Para não me alongar, que isto já se estendeu, vou referir que na "terrinha" onde cresci e vivi, e como disse na minha apresentação ao Blogue (já faz tanto tempo...), onde tive a felicidade de beneficiar das várias "universidades" que Vila Franca facultava aos seus habitantes, também havia uma "Escola Primária Conde Ferreira", também junto ao Adro da Igreja, mas eu frequentei a "Escola do Bacalhau" que ficava distante da Conde Ferreira a largura duma rua que ia até ao "Monte Gordo" com a pedreira do "António Maria", aquele monte esburacado que se vê sobranceiro a Vila Franca, e umas casas térreas, pequenas, encostadas ao muro da Escola do Bacalhau.
Esta, do Bacalhau, era uma escola mista, no sentido de que também havia o sector feminino mas nada de misturas, aulas separadas, alas separadas, recreios separados...

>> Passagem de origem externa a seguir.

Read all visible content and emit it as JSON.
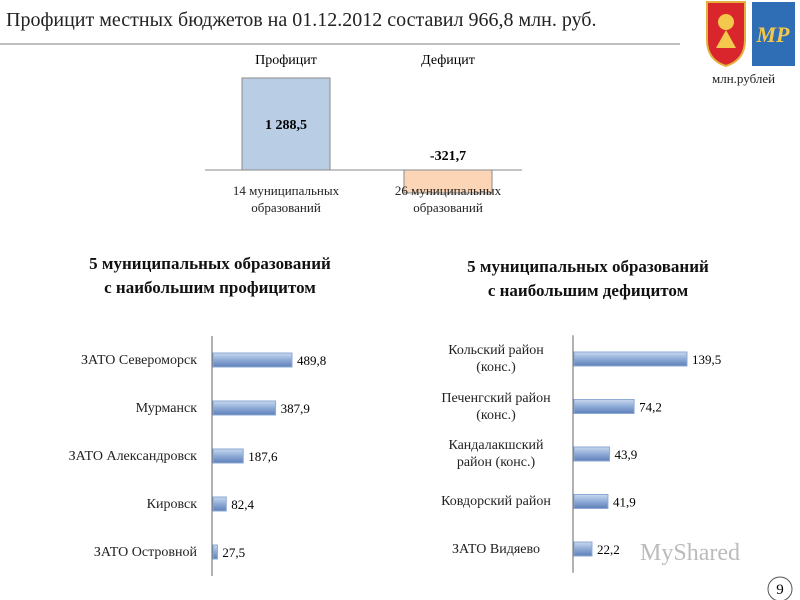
{
  "header": {
    "title": "Профицит местных бюджетов  на 01.12.2012 составил 966,8 млн. руб.",
    "unit": "млн.рублей",
    "page_number": "9",
    "watermark": "MyShared"
  },
  "chart_data": [
    {
      "type": "bar",
      "column_headers": [
        "Профицит",
        "Дефицит"
      ],
      "categories": [
        "14 муниципальных образований",
        "26 муниципальных образований"
      ],
      "values": [
        1288.5,
        -321.7
      ],
      "value_labels": [
        "1 288,5",
        "-321,7"
      ],
      "colors": [
        "#b9cde5",
        "#fbd5b5"
      ]
    },
    {
      "type": "bar",
      "orientation": "horizontal",
      "title": "5 муниципальных образований с наибольшим профицитом",
      "categories": [
        "ЗАТО Североморск",
        "Мурманск",
        "ЗАТО Александровск",
        "Кировск",
        "ЗАТО Островной"
      ],
      "values": [
        489.8,
        387.9,
        187.6,
        82.4,
        27.5
      ],
      "value_labels": [
        "489,8",
        "387,9",
        "187,6",
        "82,4",
        "27,5"
      ],
      "color": "#8eaad6"
    },
    {
      "type": "bar",
      "orientation": "horizontal",
      "title": "5 муниципальных образований с наибольшим дефицитом",
      "categories": [
        "Кольский район (конс.)",
        "Печенгский район (конс.)",
        "Кандалакшский район (конс.)",
        "Ковдорский район",
        "ЗАТО Видяево"
      ],
      "values": [
        139.5,
        74.2,
        43.9,
        41.9,
        22.2
      ],
      "value_labels": [
        "139,5",
        "74,2",
        "43,9",
        "41,9",
        "22,2"
      ],
      "color": "#8eaad6"
    }
  ]
}
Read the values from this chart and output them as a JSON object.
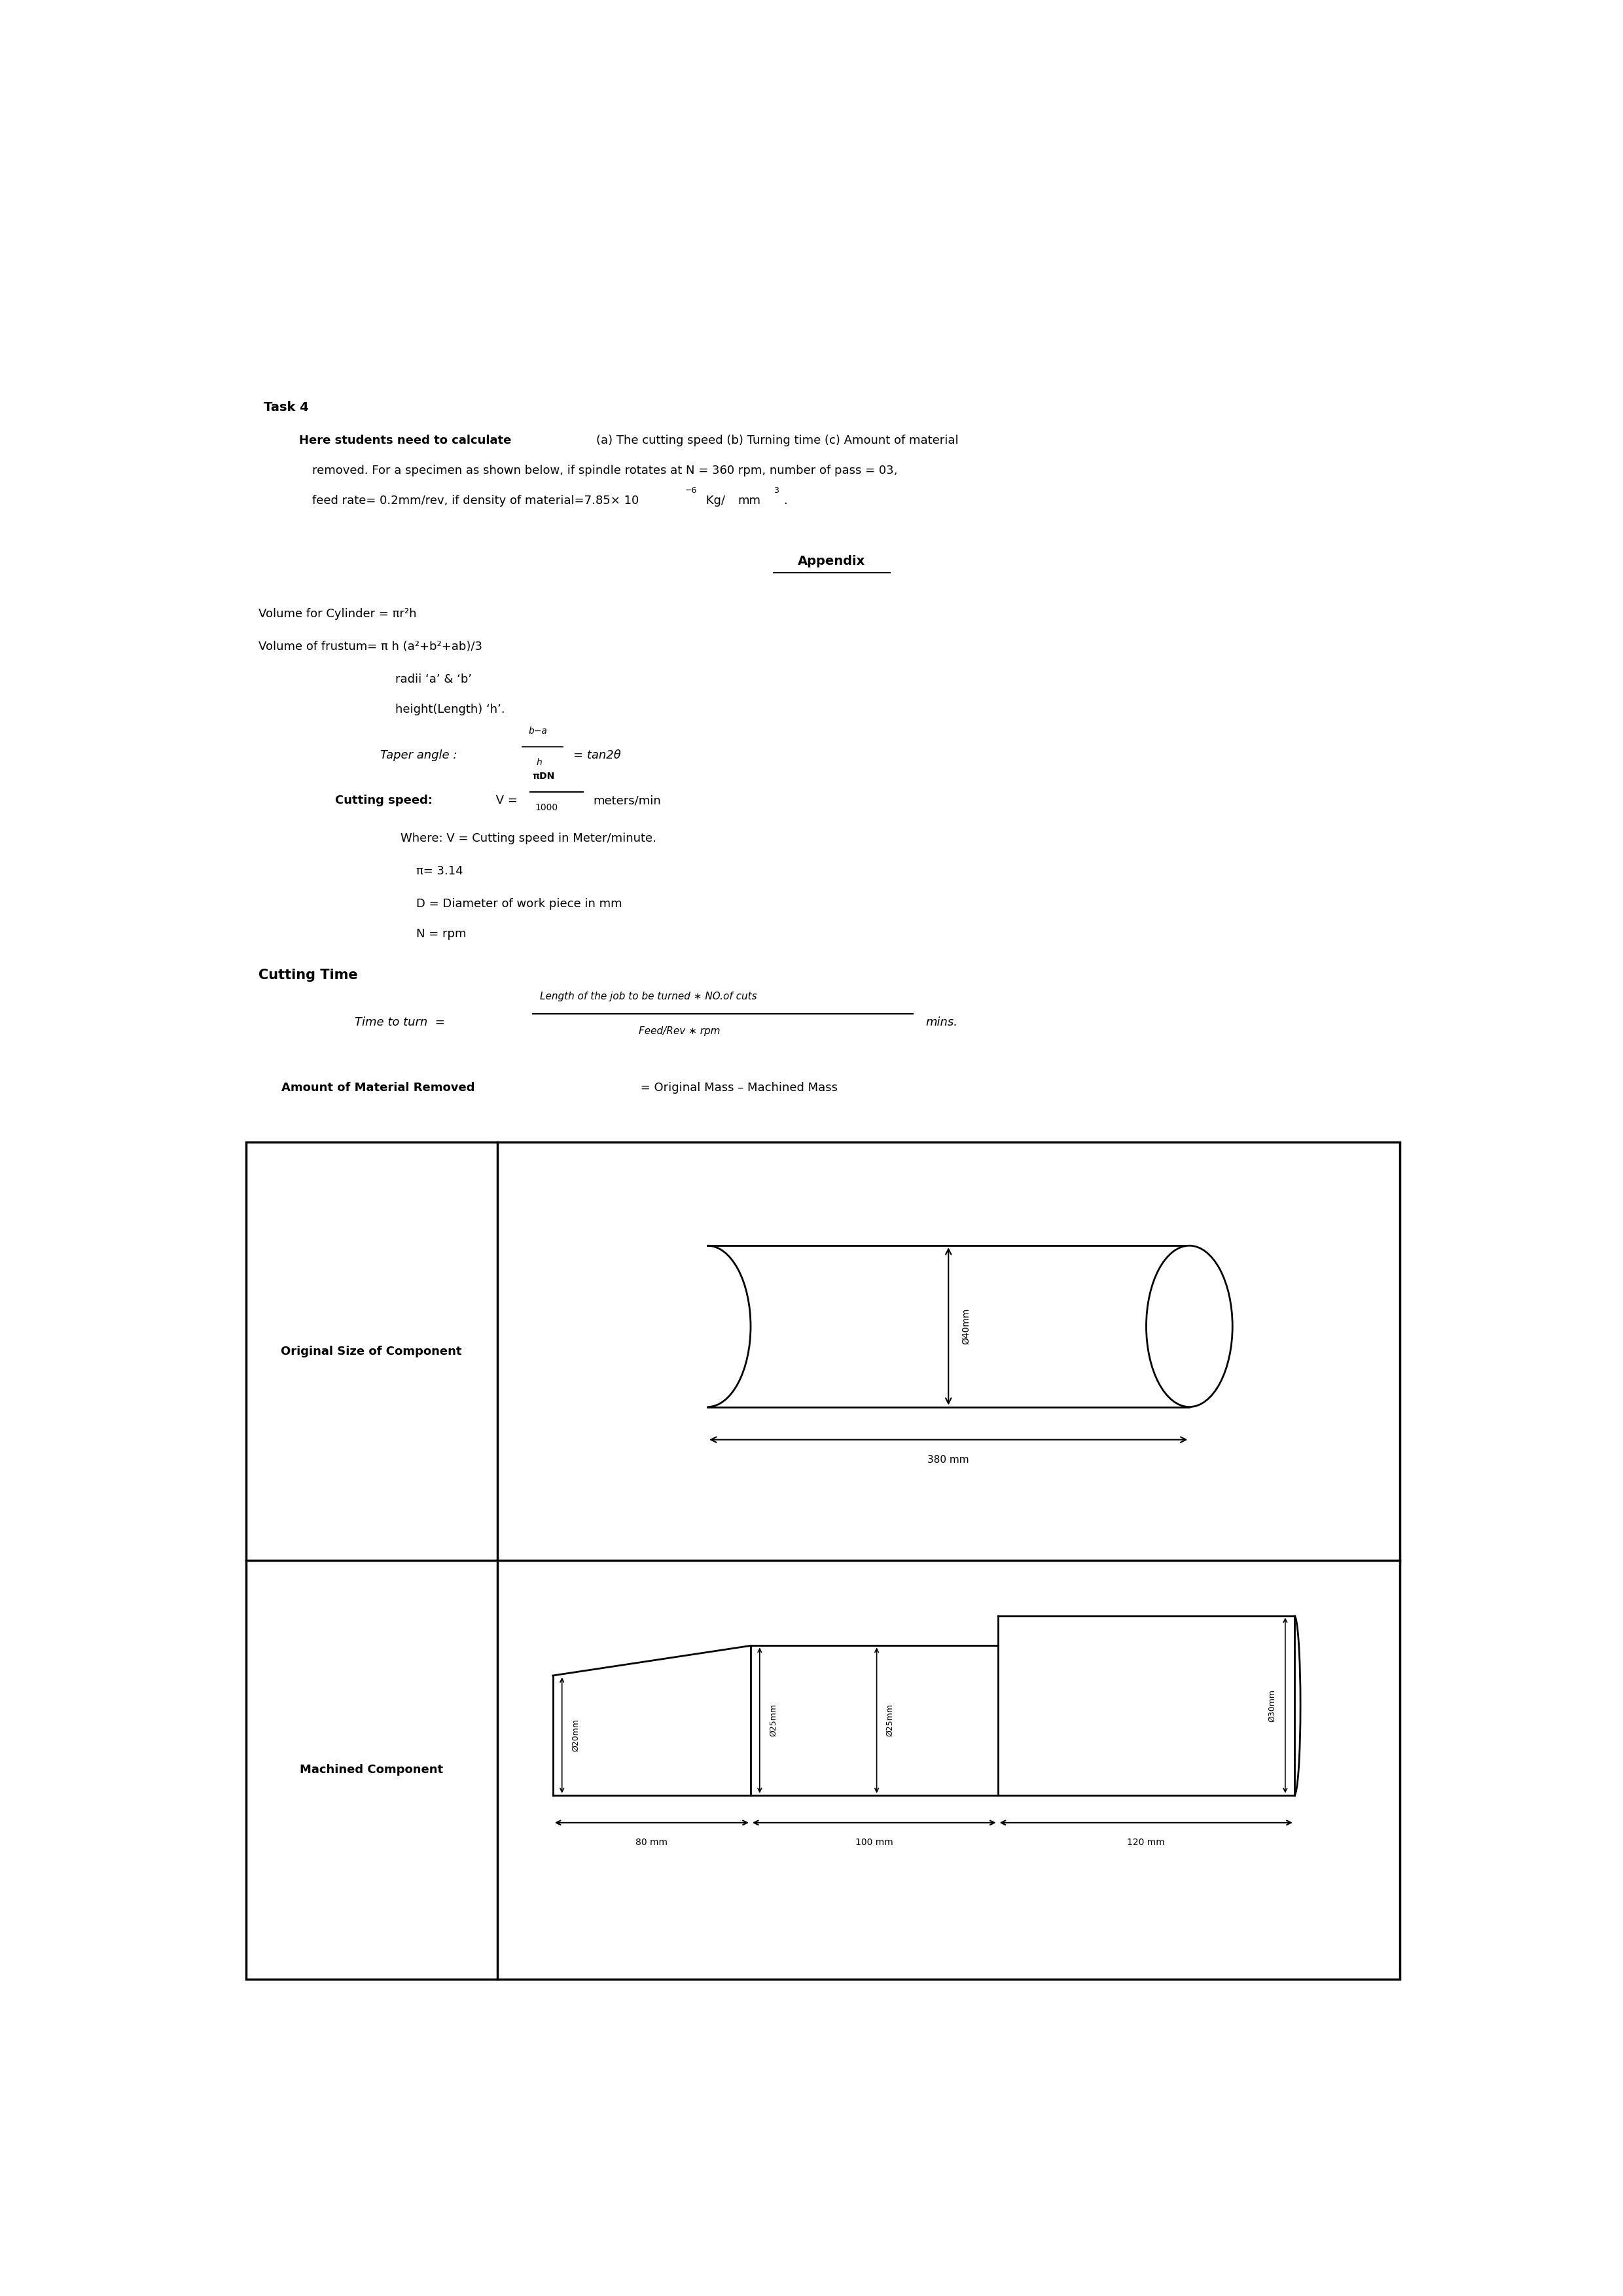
{
  "bg_color": "#ffffff",
  "text_color": "#000000",
  "page_width": 24.8,
  "page_height": 35.08,
  "title": "Task 4",
  "appendix_title": "Appendix",
  "vol_cyl": "Volume for Cylinder = πr²h",
  "vol_frus": "Volume of frustum= π h (a²+b²+ab)/3",
  "radii": "radii ‘a’ & ‘b’",
  "height_label": "height(Length) ‘h’.",
  "pi_val": "π= 3.14",
  "D_label": "D = Diameter of work piece in mm",
  "N_label": "N = rpm",
  "cutting_time_header": "Cutting Time",
  "original_label": "Original Size of Component",
  "machined_label": "Machined Component",
  "orig_length": "380 mm",
  "dim_80": "80 mm",
  "dim_100": "100 mm",
  "dim_120": "120 mm",
  "phi_20": "Ø20mm",
  "phi_25a": "Ø25mm",
  "phi_25b": "Ø25mm",
  "phi_30": "Ø30mm"
}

As nossas brincadeiras nos recreios não seriam muito diferentes dos que relembras mas tínhamos, naturalmente, um outro aspecto que no teu relato não consta: brincávamos "aos
toiros"... um dos rapazes "era o toiro", por isso levava dois pauzinhos, um em cada mão, e lá ia atingindo um ou outro dos que se aventuravam a enfrentá-lo. Também tínhamos um outro entretém que, bem vistas as coisas, nos ia preparando para quando chegámos aos nossos 20 anos... era a guerra de pedrada entre a "Conde Ferreira" e o "Bacalhau" que tinha vantagem por ter um muro enquanto a "Conde Ferreira" tinha guardas em ferro mas espaçadas e nada protegiam. Ao longo do tempo, algumas cabeças partidas e telhas das tais casinhas encostadas.
Ainda vou referir que o meu Professor Afonso não tinha uma "menina dos cinco olhos"... tinha a "Mariana".... uma régua (um pedaço de pau) bem jeitosa, duma madeira rija que ele usava para "abrir a mente" aos insubordinados, aos distraídos, aos que erravam... às vezes era uma "geral"... fui contemplado (apesar de ser um "menino do Professor") com 2 reguadas na 1ª Classe, com 4 na 2ª Classe e depois perdi a conta, principalmente por via das "colectivas". A expressão que usava era "salta a Mariana!" e vai disto, umas reguadas nas palmas das mãos, bem puxadas de cima a baixo. Como é natural, havia uns mariquinhas que choravam logo, outros que aguentavam mais tempo e havia até quem por raiva e/ou determinação, aguentava sem manifestação de fraqueza.
Vou ficar por aqui.
De manhã, se tiver embalagem, comento mais alguma coisa.